Enamels are by far the easiest paints to work with... a red + yellow will always give you a true orange... this isnt the case with arylic lacquer or any other acylic based paint as they dry differently... acrylic lacquer make " mud" most of the time unless you have lots of base tones.... enamels are always true to colour.
But... and here is the downfall.. they take a long time to dry and you need to allow at least 24hrs before applying another colour or sanding back... in fact for sanding back... 3 days till enamel goes hard and is still not rubbery.
Secret to matching your colour is to get a red that is the same tone ( i cant explain tone... its something you have to learn, its not light or dark... its the same colour... different tone).. to get this though i can guarantee you that you will need yellow ochre as its this that will match the off tone that the linseed based finish has decayed to over the years. It is impossible to match any colour on a pinball without this base.
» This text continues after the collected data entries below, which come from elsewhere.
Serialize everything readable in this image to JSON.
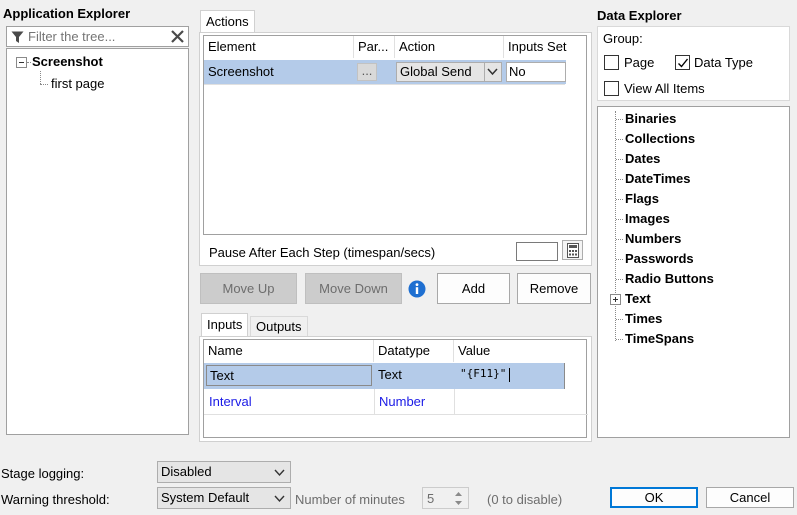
{
  "app_explorer": {
    "title": "Application Explorer",
    "filter_placeholder": "Filter the tree...",
    "tree": {
      "root": "Screenshot",
      "child": "first page"
    }
  },
  "tabs": {
    "actions": "Actions"
  },
  "actions_grid": {
    "headers": [
      "Element",
      "Par...",
      "Action",
      "Inputs Set"
    ],
    "row": {
      "element": "Screenshot",
      "params": "...",
      "action": "Global Send",
      "inputs_set": "No"
    }
  },
  "pause": {
    "label": "Pause After Each Step (timespan/secs)",
    "value": ""
  },
  "buttons": {
    "move_up": "Move Up",
    "move_down": "Move Down",
    "add": "Add",
    "remove": "Remove",
    "ok": "OK",
    "cancel": "Cancel"
  },
  "io_tabs": {
    "inputs": "Inputs",
    "outputs": "Outputs"
  },
  "inputs_grid": {
    "headers": [
      "Name",
      "Datatype",
      "Value"
    ],
    "rows": [
      {
        "name": "Text",
        "datatype": "Text",
        "value": "\"{F11}\""
      },
      {
        "name": "Interval",
        "datatype": "Number",
        "value": ""
      }
    ]
  },
  "data_explorer": {
    "title": "Data Explorer",
    "group_label": "Group:",
    "page_label": "Page",
    "page_checked": false,
    "data_type_label": "Data Type",
    "data_type_checked": true,
    "view_all_label": "View All Items",
    "view_all_checked": false,
    "items": [
      "Binaries",
      "Collections",
      "Dates",
      "DateTimes",
      "Flags",
      "Images",
      "Numbers",
      "Passwords",
      "Radio Buttons",
      "Text",
      "Times",
      "TimeSpans"
    ]
  },
  "footer": {
    "stage_logging_label": "Stage logging:",
    "stage_logging_value": "Disabled",
    "warning_threshold_label": "Warning threshold:",
    "warning_threshold_value": "System Default",
    "minutes_label": "Number of minutes",
    "minutes_value": "5",
    "disable_hint": "(0 to disable)"
  },
  "colors": {
    "selection": "#b4cbe9",
    "link_blue": "#1a1ae6",
    "info_blue": "#1e6fd1",
    "ok_border": "#0078d7"
  }
}
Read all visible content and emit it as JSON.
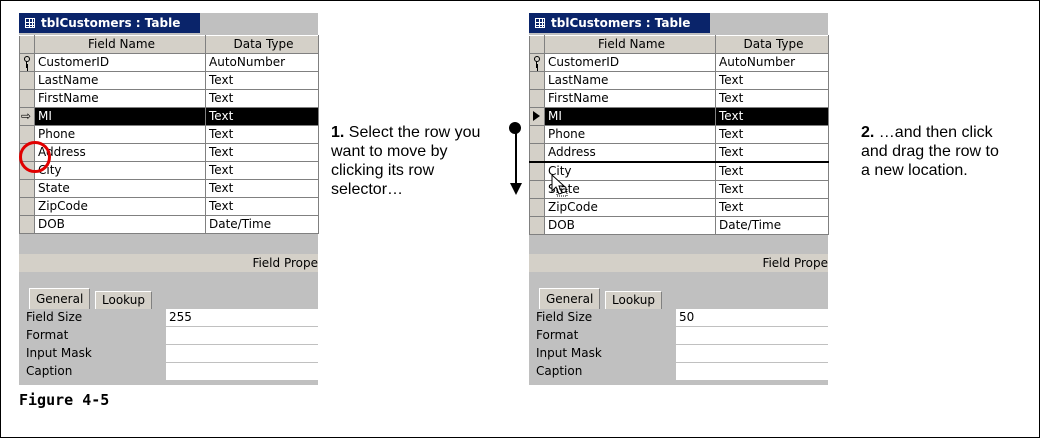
{
  "left_window": {
    "title": "tblCustomers : Table",
    "headers": {
      "field_name": "Field Name",
      "data_type": "Data Type"
    },
    "rows": [
      {
        "field": "CustomerID",
        "type": "AutoNumber"
      },
      {
        "field": "LastName",
        "type": "Text"
      },
      {
        "field": "FirstName",
        "type": "Text"
      },
      {
        "field": "MI",
        "type": "Text"
      },
      {
        "field": "Phone",
        "type": "Text"
      },
      {
        "field": "Address",
        "type": "Text"
      },
      {
        "field": "City",
        "type": "Text"
      },
      {
        "field": "State",
        "type": "Text"
      },
      {
        "field": "ZipCode",
        "type": "Text"
      },
      {
        "field": "DOB",
        "type": "Date/Time"
      }
    ],
    "field_properties": "Field Prope",
    "tabs": {
      "general": "General",
      "lookup": "Lookup"
    },
    "props": [
      {
        "label": "Field Size",
        "value": "255"
      },
      {
        "label": "Format",
        "value": ""
      },
      {
        "label": "Input Mask",
        "value": ""
      },
      {
        "label": "Caption",
        "value": ""
      }
    ]
  },
  "right_window": {
    "title": "tblCustomers : Table",
    "headers": {
      "field_name": "Field Name",
      "data_type": "Data Type"
    },
    "rows": [
      {
        "field": "CustomerID",
        "type": "AutoNumber"
      },
      {
        "field": "LastName",
        "type": "Text"
      },
      {
        "field": "FirstName",
        "type": "Text"
      },
      {
        "field": "MI",
        "type": "Text"
      },
      {
        "field": "Phone",
        "type": "Text"
      },
      {
        "field": "Address",
        "type": "Text"
      },
      {
        "field": "City",
        "type": "Text"
      },
      {
        "field": "State",
        "type": "Text"
      },
      {
        "field": "ZipCode",
        "type": "Text"
      },
      {
        "field": "DOB",
        "type": "Date/Time"
      }
    ],
    "field_properties": "Field Prope",
    "tabs": {
      "general": "General",
      "lookup": "Lookup"
    },
    "props": [
      {
        "label": "Field Size",
        "value": "50"
      },
      {
        "label": "Format",
        "value": ""
      },
      {
        "label": "Input Mask",
        "value": ""
      },
      {
        "label": "Caption",
        "value": ""
      }
    ]
  },
  "captions": {
    "step1_num": "1.",
    "step1_text": "Select the row you want to move by clicking its row selector…",
    "step2_num": "2.",
    "step2_text": "…and then click and drag the row to a new location."
  },
  "figure_label": "Figure 4-5",
  "icons": {
    "table": "table-icon",
    "primary_key": "key-icon",
    "current_row": "row-arrow-icon",
    "move_row": "move-arrow-icon",
    "drag": "drag-arrow-icon",
    "cursor": "pointer-cursor-icon"
  },
  "colors": {
    "highlight": "#e00000",
    "titlebar": "#0a246a",
    "selected_row": "#000000"
  }
}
What you need to do is mix a colour and apply a tiny blob on the PF... look at it.. is it too red... too blue... too yellow, then by adding tiny bits at a time of the colour you are missing yiou will get close... when you get to the pioint that you think im kinda there but im too bright etc... add yellow ochre.
Simply speakinjg.. youve matched the colour of the original screen paint, but now you need to match the decay of 30+ years of yellowing that has occured due to the linseed base clear.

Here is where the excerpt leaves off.